85yo Nobel Winner Process Wisdom

Gravitational Waves.

Who knew they could be so much fun?

Einstein predicted them, back in 1916. Then worried that they may never be observed.

A concern happily confounded a century on by a Nobel prize winning trio of scientists.

It is perhaps futile for me to try and describe this key micro presence of our universe.

Yet we can take much selling hope from the crack lab set that just won this year’s top worldwide physics accolade from a lifetime’s work that eventually enabled them to see the once-mystical waves.

Their project is called the Ligo experiment, standing for Laser Interferometer Gravitational-Wave Observatory. (Poor old ‘W’.)

I heard 85-year old team member Rainer Weiss revel in his overnight success. Forty years-plus with a thousand colleagues’ help in the making. Here’s his work-related train of thought when asked, “did you ever lose faith?”;

“… in all that time, we didn’t always think of the end.

In fact, the process was so much fun.

And so interesting.

And that’s what’s keeps you going …

You don’t think about, ‘[oh no] I have not detected gravitational waves today’

No, you’ve made progress along the physical and technical direction …

The process – and the people you’re working with – make it all much, much more interesting and make it a pleasure.”
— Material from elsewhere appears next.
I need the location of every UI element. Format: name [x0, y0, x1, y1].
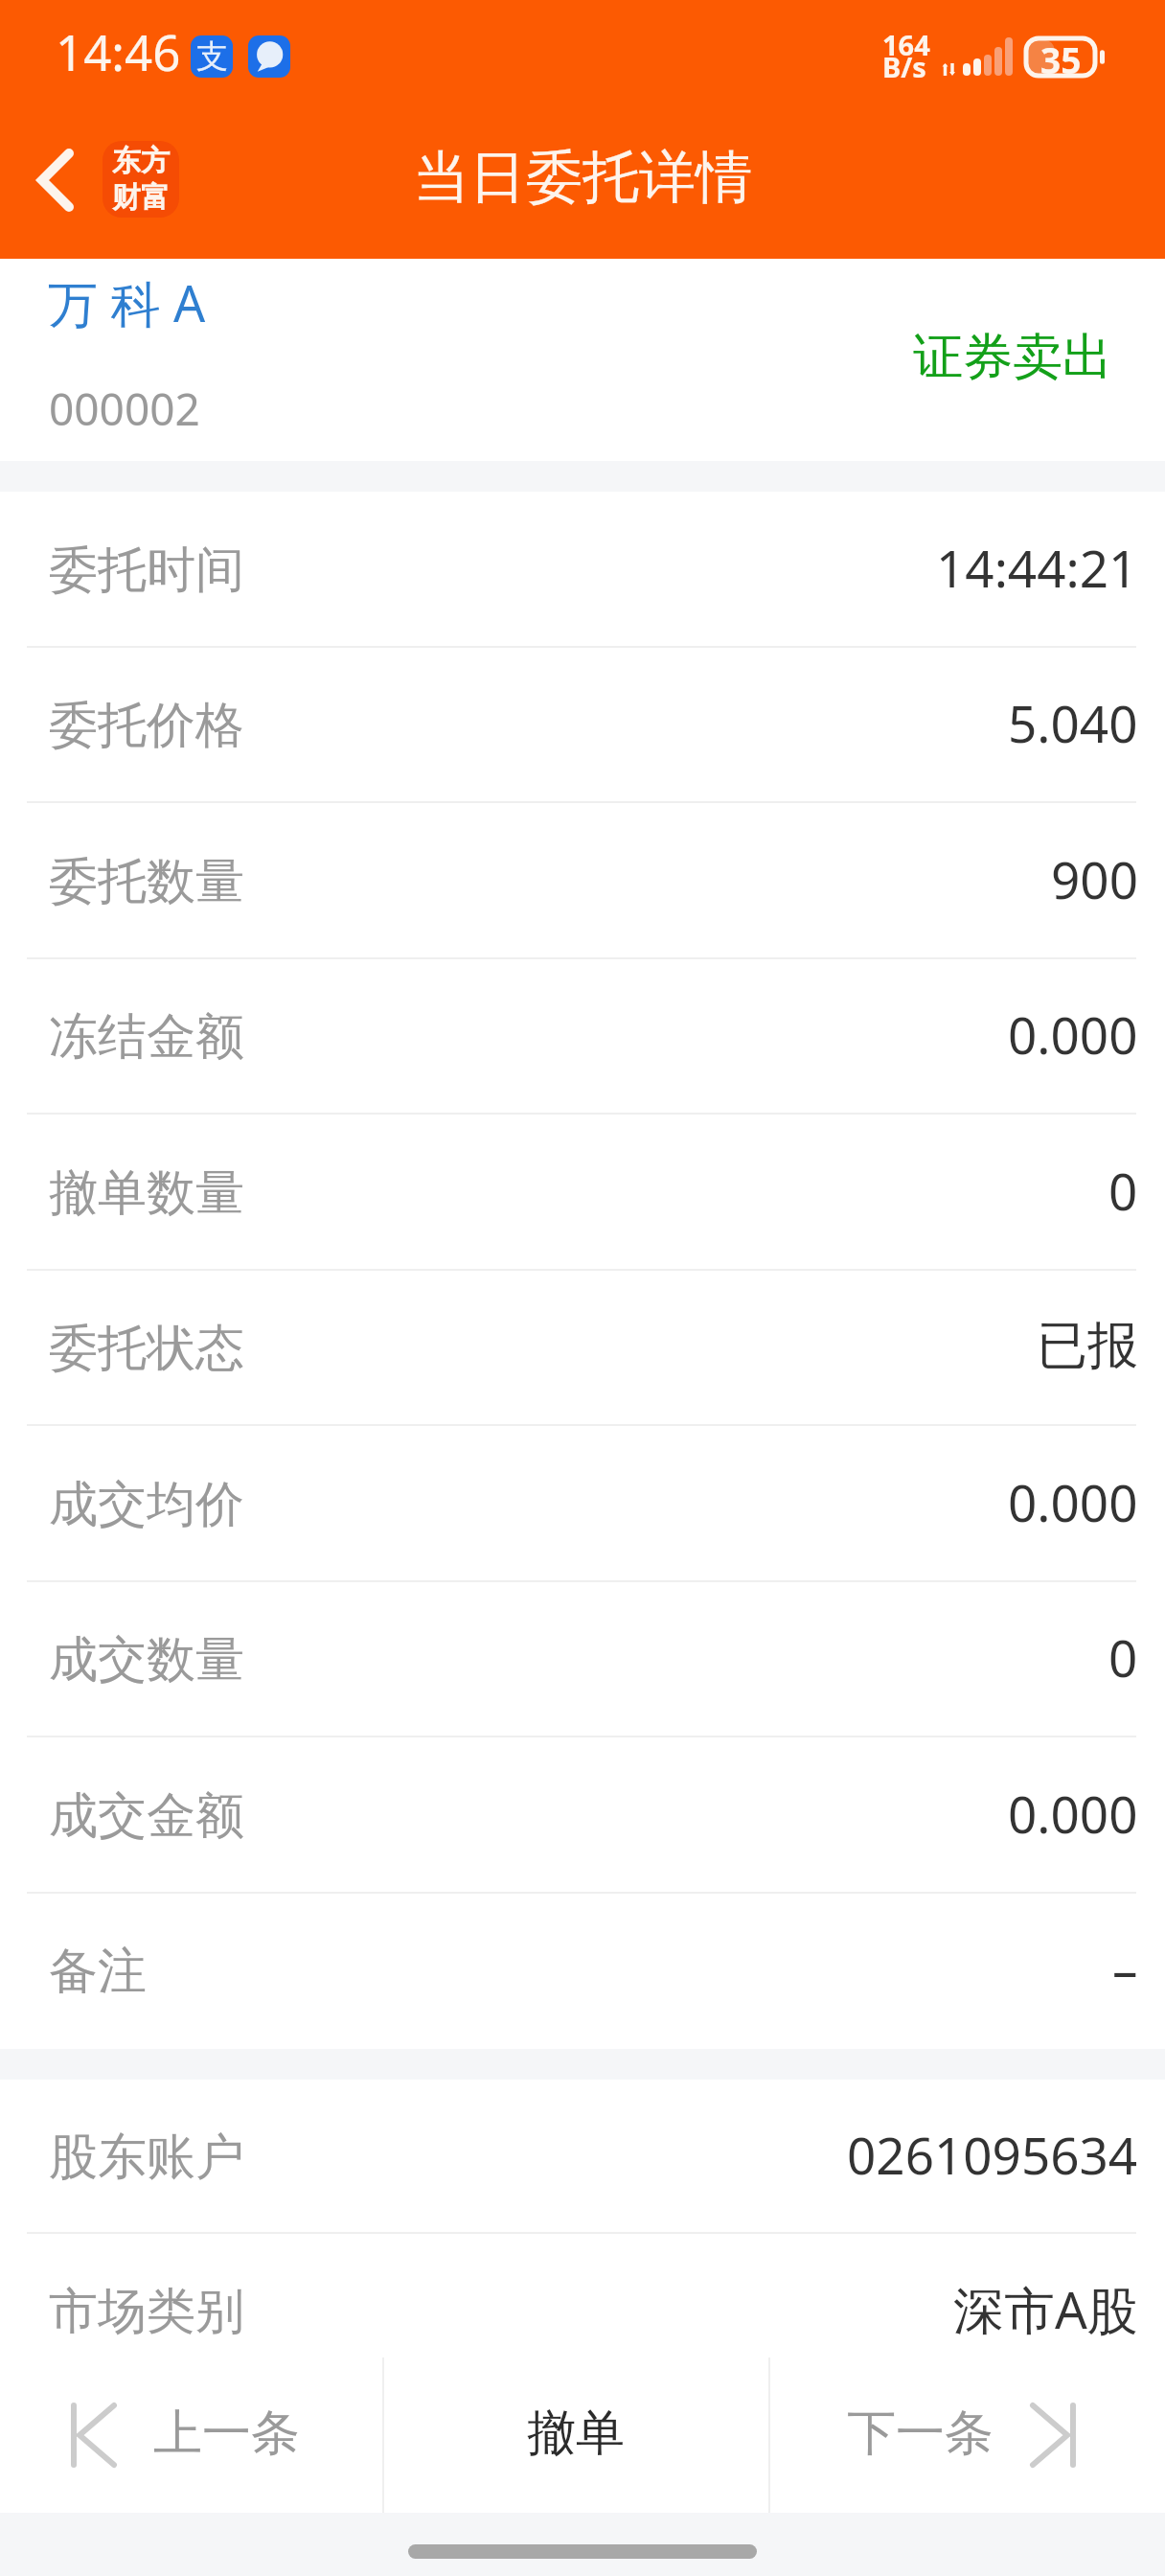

He further surmised that ‘the end point isn’t “the driver” ‘.

Any process junkie (like me) – and they tend to include every single quota-busting salesperson and sector leading sales team leader – will warmly appreciate such sentiment.

It is the accomplishment of the broken-down, component steps along the way that make the prize attainable. Not outright pursuit of the prize itself as your goal.

As it is in Nobel garlanded results as it is in selling.

Have you got your process similarly sorted yet?